A lovely, gentle guest would be Adrian Zecha, who’s a true visionary; he started Amanresorts in the late 1980s and redefined the way we think about organic hotel design, especially in airy tropical climes such as Bali and Thailand. Copycat companies are a dime a dozen but Amanresorts still rules the bespoke boutique accommodation world and Zecha might have a thing or two to say to Cook about his one-size-fits-all tours, and to those doughty Englishwomen who slept in goats’ quarters and camel pens in Arabia. Oops, Lounge would have to take all her branded hotel soaps out of the guest lavatory, though, just in case Zecha recognised any of his.
Lounge had a most convivial lunch with Michael Palin in Sydney in 1999 and he was wearing someone else’s trousers. They had been returned to his Sydney hotel room from the guest dry-cleaning service and were so pressed and pleated, they’d lost all familiarity.
‘‘Such savage pleating,’’ he marvelled, inviting me to inspect the creases. ‘‘Sounds like a small town in England.’’ A chewy county accent kicked in: ‘‘Ooo, aye, we’re orf to Savage Pleating.’’

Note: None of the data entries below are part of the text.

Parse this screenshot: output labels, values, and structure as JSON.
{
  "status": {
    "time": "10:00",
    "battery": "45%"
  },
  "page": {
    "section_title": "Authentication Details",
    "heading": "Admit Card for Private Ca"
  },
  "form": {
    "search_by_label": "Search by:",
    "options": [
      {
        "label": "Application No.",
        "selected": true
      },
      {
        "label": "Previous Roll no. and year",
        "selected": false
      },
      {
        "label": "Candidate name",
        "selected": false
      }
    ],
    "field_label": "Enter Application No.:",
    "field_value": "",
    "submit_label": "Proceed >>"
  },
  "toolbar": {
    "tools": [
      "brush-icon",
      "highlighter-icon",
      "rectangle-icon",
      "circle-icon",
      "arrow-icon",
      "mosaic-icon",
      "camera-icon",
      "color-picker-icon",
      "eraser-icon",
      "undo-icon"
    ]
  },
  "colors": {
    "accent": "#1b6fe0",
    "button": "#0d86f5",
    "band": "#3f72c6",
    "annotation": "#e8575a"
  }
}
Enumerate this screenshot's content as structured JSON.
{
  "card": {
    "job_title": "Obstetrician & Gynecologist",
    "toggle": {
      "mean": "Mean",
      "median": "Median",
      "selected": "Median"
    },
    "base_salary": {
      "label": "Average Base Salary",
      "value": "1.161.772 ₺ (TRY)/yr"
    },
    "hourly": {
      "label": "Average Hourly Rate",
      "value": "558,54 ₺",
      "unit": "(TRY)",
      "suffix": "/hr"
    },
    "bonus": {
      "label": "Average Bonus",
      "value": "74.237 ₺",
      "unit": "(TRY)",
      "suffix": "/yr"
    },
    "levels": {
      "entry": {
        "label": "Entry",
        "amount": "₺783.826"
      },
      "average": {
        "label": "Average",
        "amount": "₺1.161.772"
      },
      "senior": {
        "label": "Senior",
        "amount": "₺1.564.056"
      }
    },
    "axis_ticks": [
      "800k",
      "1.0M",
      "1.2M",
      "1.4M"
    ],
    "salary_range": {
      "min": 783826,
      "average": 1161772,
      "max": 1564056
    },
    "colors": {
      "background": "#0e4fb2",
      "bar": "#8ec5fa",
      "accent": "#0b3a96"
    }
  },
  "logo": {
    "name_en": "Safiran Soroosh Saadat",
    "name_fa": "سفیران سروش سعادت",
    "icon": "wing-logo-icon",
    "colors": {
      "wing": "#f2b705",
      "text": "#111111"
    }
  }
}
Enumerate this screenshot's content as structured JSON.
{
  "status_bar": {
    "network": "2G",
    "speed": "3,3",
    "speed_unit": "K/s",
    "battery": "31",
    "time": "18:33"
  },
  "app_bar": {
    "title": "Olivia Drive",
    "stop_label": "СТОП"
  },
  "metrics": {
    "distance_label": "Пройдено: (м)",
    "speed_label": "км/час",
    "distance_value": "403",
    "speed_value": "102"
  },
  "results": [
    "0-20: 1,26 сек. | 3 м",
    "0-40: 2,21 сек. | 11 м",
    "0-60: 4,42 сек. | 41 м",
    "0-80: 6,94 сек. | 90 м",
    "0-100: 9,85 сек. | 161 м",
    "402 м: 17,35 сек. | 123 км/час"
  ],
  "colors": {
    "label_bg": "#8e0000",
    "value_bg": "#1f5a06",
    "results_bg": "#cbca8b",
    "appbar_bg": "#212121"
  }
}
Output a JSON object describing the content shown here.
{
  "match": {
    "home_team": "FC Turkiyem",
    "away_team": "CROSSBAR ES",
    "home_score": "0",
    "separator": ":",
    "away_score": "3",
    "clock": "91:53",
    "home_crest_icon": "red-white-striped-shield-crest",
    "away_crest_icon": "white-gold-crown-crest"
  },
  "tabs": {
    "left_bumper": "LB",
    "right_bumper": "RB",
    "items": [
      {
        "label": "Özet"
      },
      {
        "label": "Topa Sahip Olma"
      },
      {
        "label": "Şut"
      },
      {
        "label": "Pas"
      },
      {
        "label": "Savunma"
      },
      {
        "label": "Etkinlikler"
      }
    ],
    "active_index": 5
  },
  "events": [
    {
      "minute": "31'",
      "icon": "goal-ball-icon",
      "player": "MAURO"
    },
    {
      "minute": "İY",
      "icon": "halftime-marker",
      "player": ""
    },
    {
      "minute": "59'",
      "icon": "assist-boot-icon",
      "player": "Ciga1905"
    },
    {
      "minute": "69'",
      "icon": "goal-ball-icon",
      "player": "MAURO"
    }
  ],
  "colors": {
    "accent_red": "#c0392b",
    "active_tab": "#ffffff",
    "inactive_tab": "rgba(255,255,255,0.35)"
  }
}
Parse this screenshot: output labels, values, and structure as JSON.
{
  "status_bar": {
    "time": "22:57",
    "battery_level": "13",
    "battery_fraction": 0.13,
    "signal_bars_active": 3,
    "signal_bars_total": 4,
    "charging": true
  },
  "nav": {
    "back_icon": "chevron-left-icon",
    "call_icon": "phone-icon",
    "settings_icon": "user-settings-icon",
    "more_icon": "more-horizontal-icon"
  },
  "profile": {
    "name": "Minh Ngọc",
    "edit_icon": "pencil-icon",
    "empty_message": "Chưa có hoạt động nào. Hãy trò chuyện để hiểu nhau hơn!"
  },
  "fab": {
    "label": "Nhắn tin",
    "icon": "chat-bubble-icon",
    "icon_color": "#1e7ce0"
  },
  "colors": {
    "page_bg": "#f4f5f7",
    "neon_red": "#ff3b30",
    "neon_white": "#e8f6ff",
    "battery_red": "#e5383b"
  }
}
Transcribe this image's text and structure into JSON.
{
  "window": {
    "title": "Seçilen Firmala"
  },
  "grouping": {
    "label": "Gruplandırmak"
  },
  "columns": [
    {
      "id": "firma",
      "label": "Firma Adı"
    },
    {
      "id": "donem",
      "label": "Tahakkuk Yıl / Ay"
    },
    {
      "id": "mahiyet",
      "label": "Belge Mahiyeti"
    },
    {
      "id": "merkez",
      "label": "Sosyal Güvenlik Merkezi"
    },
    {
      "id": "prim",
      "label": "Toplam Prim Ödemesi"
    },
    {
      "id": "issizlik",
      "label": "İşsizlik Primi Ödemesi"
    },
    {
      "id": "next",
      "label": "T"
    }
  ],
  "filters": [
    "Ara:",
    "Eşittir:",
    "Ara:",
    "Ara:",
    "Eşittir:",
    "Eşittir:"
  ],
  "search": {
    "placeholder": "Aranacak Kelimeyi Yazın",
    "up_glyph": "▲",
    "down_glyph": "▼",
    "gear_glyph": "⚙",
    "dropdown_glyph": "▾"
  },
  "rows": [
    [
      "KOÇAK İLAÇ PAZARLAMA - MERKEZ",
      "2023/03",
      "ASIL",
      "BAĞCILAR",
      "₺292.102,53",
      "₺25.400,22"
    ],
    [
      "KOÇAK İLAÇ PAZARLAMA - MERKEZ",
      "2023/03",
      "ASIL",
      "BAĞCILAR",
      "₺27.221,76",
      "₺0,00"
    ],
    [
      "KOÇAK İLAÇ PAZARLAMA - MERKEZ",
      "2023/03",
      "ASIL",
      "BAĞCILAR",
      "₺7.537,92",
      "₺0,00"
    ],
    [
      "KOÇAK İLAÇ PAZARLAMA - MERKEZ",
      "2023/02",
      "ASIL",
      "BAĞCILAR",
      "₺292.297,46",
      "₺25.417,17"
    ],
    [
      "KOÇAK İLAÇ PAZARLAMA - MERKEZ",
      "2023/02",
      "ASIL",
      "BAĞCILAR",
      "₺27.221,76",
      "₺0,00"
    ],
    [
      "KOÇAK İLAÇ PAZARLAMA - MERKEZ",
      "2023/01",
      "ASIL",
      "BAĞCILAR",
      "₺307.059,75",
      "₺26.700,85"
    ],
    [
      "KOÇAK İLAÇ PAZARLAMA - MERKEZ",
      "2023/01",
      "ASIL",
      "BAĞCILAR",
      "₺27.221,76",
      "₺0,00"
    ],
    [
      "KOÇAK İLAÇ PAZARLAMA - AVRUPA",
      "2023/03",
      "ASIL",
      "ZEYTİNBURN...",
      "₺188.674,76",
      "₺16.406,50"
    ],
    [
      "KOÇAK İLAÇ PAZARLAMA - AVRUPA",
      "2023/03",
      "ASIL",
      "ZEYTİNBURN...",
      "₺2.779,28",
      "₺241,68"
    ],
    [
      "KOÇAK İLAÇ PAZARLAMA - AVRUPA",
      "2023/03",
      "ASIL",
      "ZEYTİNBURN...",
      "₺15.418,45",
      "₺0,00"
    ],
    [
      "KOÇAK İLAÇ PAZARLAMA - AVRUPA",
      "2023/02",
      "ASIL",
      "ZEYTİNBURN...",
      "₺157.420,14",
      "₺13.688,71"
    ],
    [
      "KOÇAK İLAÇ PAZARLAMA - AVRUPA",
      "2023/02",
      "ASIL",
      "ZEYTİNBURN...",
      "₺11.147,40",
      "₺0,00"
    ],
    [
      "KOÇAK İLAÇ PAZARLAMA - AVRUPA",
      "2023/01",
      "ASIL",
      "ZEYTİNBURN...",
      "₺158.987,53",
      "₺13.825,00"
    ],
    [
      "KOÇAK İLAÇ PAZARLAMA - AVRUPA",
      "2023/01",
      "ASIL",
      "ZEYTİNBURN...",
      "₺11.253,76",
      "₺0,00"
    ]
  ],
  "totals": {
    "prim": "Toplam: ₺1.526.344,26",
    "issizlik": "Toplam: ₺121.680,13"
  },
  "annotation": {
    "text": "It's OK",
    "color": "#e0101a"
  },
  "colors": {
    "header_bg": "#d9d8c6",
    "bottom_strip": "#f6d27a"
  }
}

Palin is charming and funny and would keep things going, come what may; you’d have to hope he’d arrive with a dead parrot on his shoulder. He’s not the sort of chap to complain about things too much, such as lack of expert hostessing, because throughout this gathering Lounge would be in the kitchen, turning out who knows what but definitely pulping white peaches for Morris.
But unlike many a contestant on Come Dine With Me who decides to try a new recipe (‘‘Ooo, I’ve never cooked this before but it looks nice on the packet!’’) or put on the seven-hour slow-cooked lamb j ust as the doorbell rings announcing the first guest, she would not be stretching herself.
In fact, why not get the damned thing catered, which Mrs Senior Lounge used to do on special occasions, meaning she could concentrate on smoking filter tips and slinking around in her hostess pyjamas while ladies in white pinafores served toothpickskewered coloured cocktail onions and cheese cubes.
She was an avid traveller who’d talk endlessly to guests about her favourite spots, which is what Lounge would like to do all these years later, although she suspects this fascinating lot would take not a blind bit of notice of their hostess even if she were wearing leopard-print.